In despair, liberal critics of the war simply threw in the towel. When they bothered to write at all, they described their disillusionment with the American idea, the end of liberalism, and the victory of the “anti-democratic forces that are setting America’s political agenda.” Many quit their jobs in journalism and public affairs and opened cupcake and frozen yogurt shops.

If that’s not how you remember it, that’s because it didn’t happen. Critics of the war in Iraq remained engaged and vocal, staging demonstrations, exposing the administration, and supporting the lawmakers and think tanks that opposed the war. In a few years, many of these critics would be vindicated, as public opinion turned against the war, historians judged it harshly, and a Democrat was elected president in part based on his opposition to the war as far back as 2002.

The analogy is not exact, but the mythical critics I described remind me of the authors of a number of recent “obituaries” for liberal Zionism. Seeing widespread Israeli support for a war they detest, frustrated by the moribund peace process, and appalled by anti-democratic trends in Israel, they have thrown up their hands. Zionism is over, they tell us, at least in the sense of creating a democratic Jewish state. Intolerance has won out, and Israel has become a religio-nationalist state whose raison d’etre is to exploit the Arabs whose freedom they will not grant.

Or as British-Jewish author Antony Lerman wrote in Sunday’s New York Times, “The romantic Zionist ideal, to which Jewish liberals — and I was one, once — subscribed for so many decades, has been tarnished by the reality of modern Israel.”

The “reality of modern Israel” is noticeably absent from Lerman’s lengthy screed. For one thing, many of his claims about anti-democratic trends in Israel are overblown. True, rightwing lawmakers have tried to silence Israel’s robust NGO sector, and attacks on Arabs are a troubling sign of intolerance. But Lerman barely mentions the Israelis who have successfully defended free speech, or who denounce racism and support the rights of Israeli Arabs. He sees the demise of Israel’s Left as irreversible, when history reminds us that Israeli opinion will swing dramatically in response to Arab leaders willing to make bold moves in favor of coexistence.

Also missing from his description of “modern Israel” is, well, Israelis. The subjects of his analysis are nearly all Diaspora institutions and individuals: pro-Israel outfits like AIPAC, J Street, and the Anti-Defamation League, and pundits like Peter Beinart and Thomas L. Friedman. Israel emerges not as a country of seven million souls but a debating point for us Diaspora Jews.

By failing to acknowledge the forces that have pushed Israelis to the right, or even acknowledging how it is Israelis who will endure the consequences of their decisions, articles like Lerman’s seem to suggest that Israel’s purpose is to make Diaspora Jews feel good about themselves. And in dwelling on the authors’ own disaffection, they ignore the political movements and individuals in Israel itself who are trying to counter the ascendant Right.

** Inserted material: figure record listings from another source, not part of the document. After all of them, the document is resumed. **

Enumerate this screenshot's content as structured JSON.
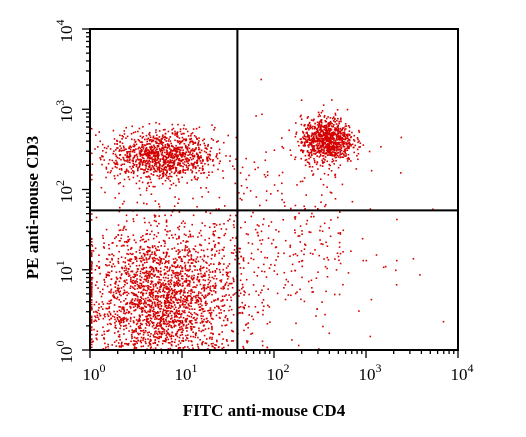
{
  "chart_data": {
    "type": "scatter",
    "title": "",
    "xlabel": "FITC anti-mouse CD4",
    "ylabel": "PE anti-mouse CD3",
    "x_scale": "log",
    "y_scale": "log",
    "xlim": [
      1,
      10000
    ],
    "ylim": [
      1,
      10000
    ],
    "x_ticks": [
      {
        "base": "10",
        "exp": "0",
        "value": 1
      },
      {
        "base": "10",
        "exp": "1",
        "value": 10
      },
      {
        "base": "10",
        "exp": "2",
        "value": 100
      },
      {
        "base": "10",
        "exp": "3",
        "value": 1000
      },
      {
        "base": "10",
        "exp": "4",
        "value": 10000
      }
    ],
    "y_ticks": [
      {
        "base": "10",
        "exp": "0",
        "value": 1
      },
      {
        "base": "10",
        "exp": "1",
        "value": 10
      },
      {
        "base": "10",
        "exp": "2",
        "value": 100
      },
      {
        "base": "10",
        "exp": "3",
        "value": 1000
      },
      {
        "base": "10",
        "exp": "4",
        "value": 10000
      }
    ],
    "quadrant_gates": {
      "x": 40,
      "y": 55
    },
    "point_color": "#d40000",
    "populations": [
      {
        "x_center": 6,
        "y_center": 4,
        "x_spread_decades": 0.42,
        "y_spread_decades": 0.48,
        "count": 2600
      },
      {
        "x_center": 6,
        "y_center": 270,
        "x_spread_decades": 0.28,
        "y_spread_decades": 0.16,
        "count": 1100
      },
      {
        "x_center": 370,
        "y_center": 420,
        "x_spread_decades": 0.14,
        "y_spread_decades": 0.14,
        "count": 900
      },
      {
        "x_center": 120,
        "y_center": 25,
        "x_spread_decades": 0.55,
        "y_spread_decades": 0.6,
        "count": 350
      }
    ],
    "grid": false,
    "legend": "none"
  }
}
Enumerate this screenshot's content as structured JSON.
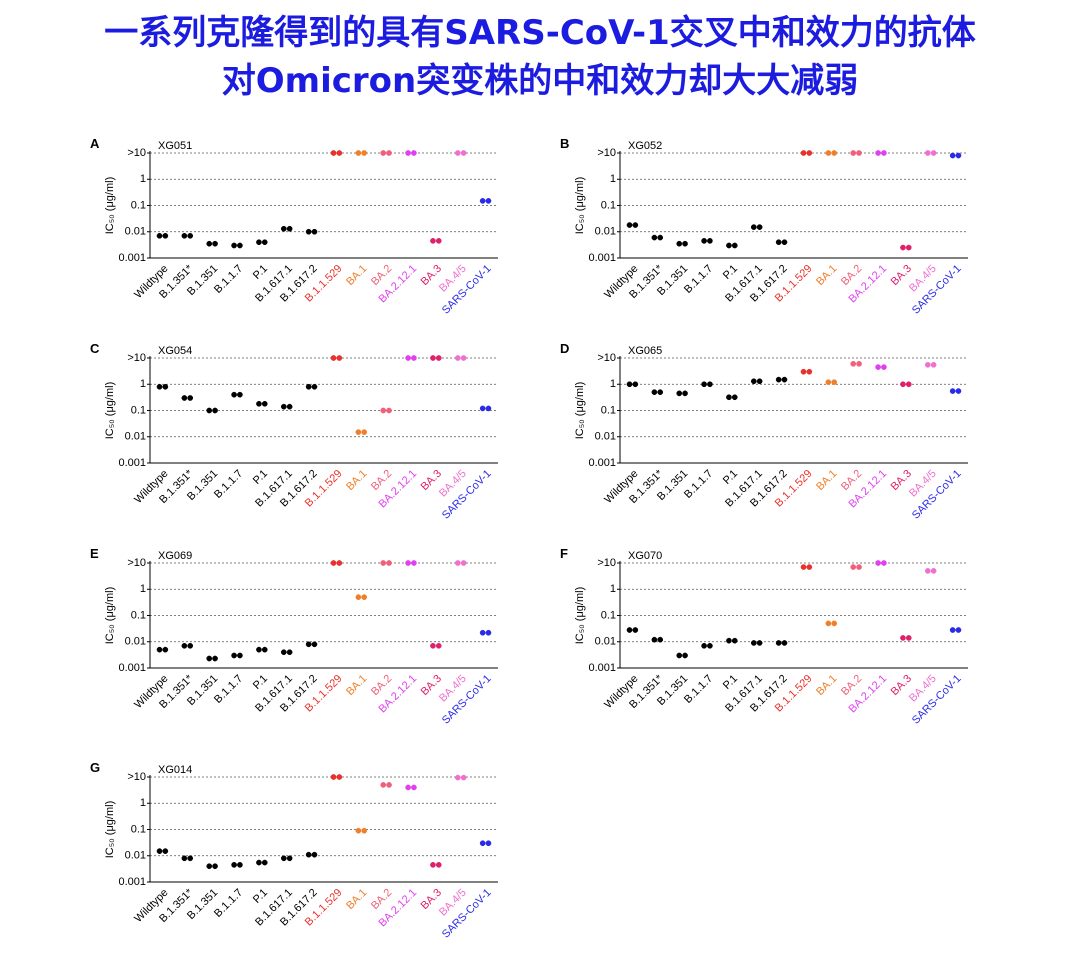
{
  "title": [
    "一系列克隆得到的具有SARS-CoV-1交叉中和效力的抗体",
    "对Omicron突变株的中和效力却大大减弱"
  ],
  "chart_data": [
    {
      "type": "dot",
      "panel": "A",
      "name": "XG051",
      "ylabel": "IC₅₀ (μg/ml)",
      "log_scale": true,
      "grid": true,
      "ylim": [
        0.001,
        10
      ],
      "yticks": [
        0.001,
        0.01,
        0.1,
        1,
        {
          "value": 10,
          "label": ">10"
        }
      ],
      "categories": [
        "Wildtype",
        "B.1.351*",
        "B.1.351",
        "B.1.1.7",
        "P.1",
        "B.1.617.1",
        "B.1.617.2",
        "B.1.1.529",
        "BA.1",
        "BA.2",
        "BA.2.12.1",
        "BA.3",
        "BA.4/5",
        "SARS-CoV-1"
      ],
      "colors": [
        "#000000",
        "#000000",
        "#000000",
        "#000000",
        "#000000",
        "#000000",
        "#000000",
        "#e8312a",
        "#f07f2a",
        "#f0607a",
        "#e040f0",
        "#e0206a",
        "#f070d0",
        "#2a2ae8"
      ],
      "values": [
        0.007,
        0.007,
        0.0035,
        0.003,
        0.004,
        0.013,
        0.01,
        10,
        10,
        10,
        10,
        0.0045,
        10,
        0.15
      ]
    },
    {
      "type": "dot",
      "panel": "B",
      "name": "XG052",
      "ylabel": "IC₅₀ (μg/ml)",
      "log_scale": true,
      "grid": true,
      "ylim": [
        0.001,
        10
      ],
      "yticks": [
        0.001,
        0.01,
        0.1,
        1,
        {
          "value": 10,
          "label": ">10"
        }
      ],
      "categories": [
        "Wildtype",
        "B.1.351*",
        "B.1.351",
        "B.1.1.7",
        "P.1",
        "B.1.617.1",
        "B.1.617.2",
        "B.1.1.529",
        "BA.1",
        "BA.2",
        "BA.2.12.1",
        "BA.3",
        "BA.4/5",
        "SARS-CoV-1"
      ],
      "colors": [
        "#000000",
        "#000000",
        "#000000",
        "#000000",
        "#000000",
        "#000000",
        "#000000",
        "#e8312a",
        "#f07f2a",
        "#f0607a",
        "#e040f0",
        "#e0206a",
        "#f070d0",
        "#2a2ae8"
      ],
      "values": [
        0.018,
        0.006,
        0.0035,
        0.0045,
        0.003,
        0.015,
        0.004,
        10,
        10,
        10,
        10,
        0.0025,
        10,
        8
      ]
    },
    {
      "type": "dot",
      "panel": "C",
      "name": "XG054",
      "ylabel": "IC₅₀ (μg/ml)",
      "log_scale": true,
      "grid": true,
      "ylim": [
        0.001,
        10
      ],
      "yticks": [
        0.001,
        0.01,
        0.1,
        1,
        {
          "value": 10,
          "label": ">10"
        }
      ],
      "categories": [
        "Wildtype",
        "B.1.351*",
        "B.1.351",
        "B.1.1.7",
        "P.1",
        "B.1.617.1",
        "B.1.617.2",
        "B.1.1.529",
        "BA.1",
        "BA.2",
        "BA.2.12.1",
        "BA.3",
        "BA.4/5",
        "SARS-CoV-1"
      ],
      "colors": [
        "#000000",
        "#000000",
        "#000000",
        "#000000",
        "#000000",
        "#000000",
        "#000000",
        "#e8312a",
        "#f07f2a",
        "#f0607a",
        "#e040f0",
        "#e0206a",
        "#f070d0",
        "#2a2ae8"
      ],
      "values": [
        0.8,
        0.3,
        0.1,
        0.4,
        0.18,
        0.14,
        0.8,
        10,
        0.015,
        0.1,
        10,
        10,
        10,
        0.12
      ]
    },
    {
      "type": "dot",
      "panel": "D",
      "name": "XG065",
      "ylabel": "IC₅₀ (μg/ml)",
      "log_scale": true,
      "grid": true,
      "ylim": [
        0.001,
        10
      ],
      "yticks": [
        0.001,
        0.01,
        0.1,
        1,
        {
          "value": 10,
          "label": ">10"
        }
      ],
      "categories": [
        "Wildtype",
        "B.1.351*",
        "B.1.351",
        "B.1.1.7",
        "P.1",
        "B.1.617.1",
        "B.1.617.2",
        "B.1.1.529",
        "BA.1",
        "BA.2",
        "BA.2.12.1",
        "BA.3",
        "BA.4/5",
        "SARS-CoV-1"
      ],
      "colors": [
        "#000000",
        "#000000",
        "#000000",
        "#000000",
        "#000000",
        "#000000",
        "#000000",
        "#e8312a",
        "#f07f2a",
        "#f0607a",
        "#e040f0",
        "#e0206a",
        "#f070d0",
        "#2a2ae8"
      ],
      "values": [
        1,
        0.5,
        0.45,
        1,
        0.32,
        1.3,
        1.5,
        3,
        1.2,
        6,
        4.5,
        1,
        5.5,
        0.55
      ]
    },
    {
      "type": "dot",
      "panel": "E",
      "name": "XG069",
      "ylabel": "IC₅₀ (μg/ml)",
      "log_scale": true,
      "grid": true,
      "ylim": [
        0.001,
        10
      ],
      "yticks": [
        0.001,
        0.01,
        0.1,
        1,
        {
          "value": 10,
          "label": ">10"
        }
      ],
      "categories": [
        "Wildtype",
        "B.1.351*",
        "B.1.351",
        "B.1.1.7",
        "P.1",
        "B.1.617.1",
        "B.1.617.2",
        "B.1.1.529",
        "BA.1",
        "BA.2",
        "BA.2.12.1",
        "BA.3",
        "BA.4/5",
        "SARS-CoV-1"
      ],
      "colors": [
        "#000000",
        "#000000",
        "#000000",
        "#000000",
        "#000000",
        "#000000",
        "#000000",
        "#e8312a",
        "#f07f2a",
        "#f0607a",
        "#e040f0",
        "#e0206a",
        "#f070d0",
        "#2a2ae8"
      ],
      "values": [
        0.005,
        0.007,
        0.0023,
        0.003,
        0.005,
        0.004,
        0.008,
        10,
        0.5,
        10,
        10,
        0.007,
        10,
        0.022
      ]
    },
    {
      "type": "dot",
      "panel": "F",
      "name": "XG070",
      "ylabel": "IC₅₀ (μg/ml)",
      "log_scale": true,
      "grid": true,
      "ylim": [
        0.001,
        10
      ],
      "yticks": [
        0.001,
        0.01,
        0.1,
        1,
        {
          "value": 10,
          "label": ">10"
        }
      ],
      "categories": [
        "Wildtype",
        "B.1.351*",
        "B.1.351",
        "B.1.1.7",
        "P.1",
        "B.1.617.1",
        "B.1.617.2",
        "B.1.1.529",
        "BA.1",
        "BA.2",
        "BA.2.12.1",
        "BA.3",
        "BA.4/5",
        "SARS-CoV-1"
      ],
      "colors": [
        "#000000",
        "#000000",
        "#000000",
        "#000000",
        "#000000",
        "#000000",
        "#000000",
        "#e8312a",
        "#f07f2a",
        "#f0607a",
        "#e040f0",
        "#e0206a",
        "#f070d0",
        "#2a2ae8"
      ],
      "values": [
        0.028,
        0.012,
        0.003,
        0.007,
        0.011,
        0.009,
        0.009,
        7,
        0.05,
        7,
        10,
        0.014,
        5,
        0.028
      ]
    },
    {
      "type": "dot",
      "panel": "G",
      "name": "XG014",
      "ylabel": "IC₅₀ (μg/ml)",
      "log_scale": true,
      "grid": true,
      "ylim": [
        0.001,
        10
      ],
      "yticks": [
        0.001,
        0.01,
        0.1,
        1,
        {
          "value": 10,
          "label": ">10"
        }
      ],
      "categories": [
        "Wildtype",
        "B.1.351*",
        "B.1.351",
        "B.1.1.7",
        "P.1",
        "B.1.617.1",
        "B.1.617.2",
        "B.1.1.529",
        "BA.1",
        "BA.2",
        "BA.2.12.1",
        "BA.3",
        "BA.4/5",
        "SARS-CoV-1"
      ],
      "colors": [
        "#000000",
        "#000000",
        "#000000",
        "#000000",
        "#000000",
        "#000000",
        "#000000",
        "#e8312a",
        "#f07f2a",
        "#f0607a",
        "#e040f0",
        "#e0206a",
        "#f070d0",
        "#2a2ae8"
      ],
      "values": [
        0.015,
        0.008,
        0.004,
        0.0045,
        0.0055,
        0.008,
        0.011,
        10,
        0.09,
        5,
        4,
        0.0045,
        9.5,
        0.03
      ]
    }
  ]
}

Among those are the Israel Democracy Institute, a think tank that tirelessly promotes religious tolerance and democratic values. This month, IDI convened dozens of Jewish and Arab thought leaders, who issued an emergency statement calling on authorities to act forcefully “against racist acts and racist incitement.” Most recently IDI called for an independent and transparent Israeli commission to investigate alleged violations of the international laws of war — to get at the truth and to forestall an international investigation that could put Israeli sovereignty and security at risk.

The New Israel Fund is based in the United States but exists to support Israeli NGOs that promote civil and human rights, religious pluralism, and social and economic justice. During the war its grantees include organizations that help Israelis living under threat of rocket attacks, that work to ease tensions between Jews and Arabs, and that protect free speech or monitor behavior of the police or the military.

Jewish federations, including the Jewish Federation of Greater Metro- West NJ, regularly promote religious pluralism in Israel, either by helping to establish Reform or Conservative congregations, funding pluralistic schools, or meeting with politicians to promote equitable treatment of religious denominations.

The list goes on: Rabbis for Human Rights, Givat Haviva’s Jewish-Arab Center for Peace, Seeds of Peace, Shalom Hartman Institute, the Masorti and Reform movements….

A number of these organizations are struggling of late, or have been attacked as either too critical of Israel or too “liberal” for Israeli society. But all represent a “romantic Zionist ideal” that places Israel comfortably within the traditions of — and often miles ahead of — other Western democracies.

Liberal Zionists need to stop whining about how they feel about Israel, and, assuming they really care, work to assist the indigenous institutions fighting for their values. Otherwise, they’re not Zionists — they’re quitters.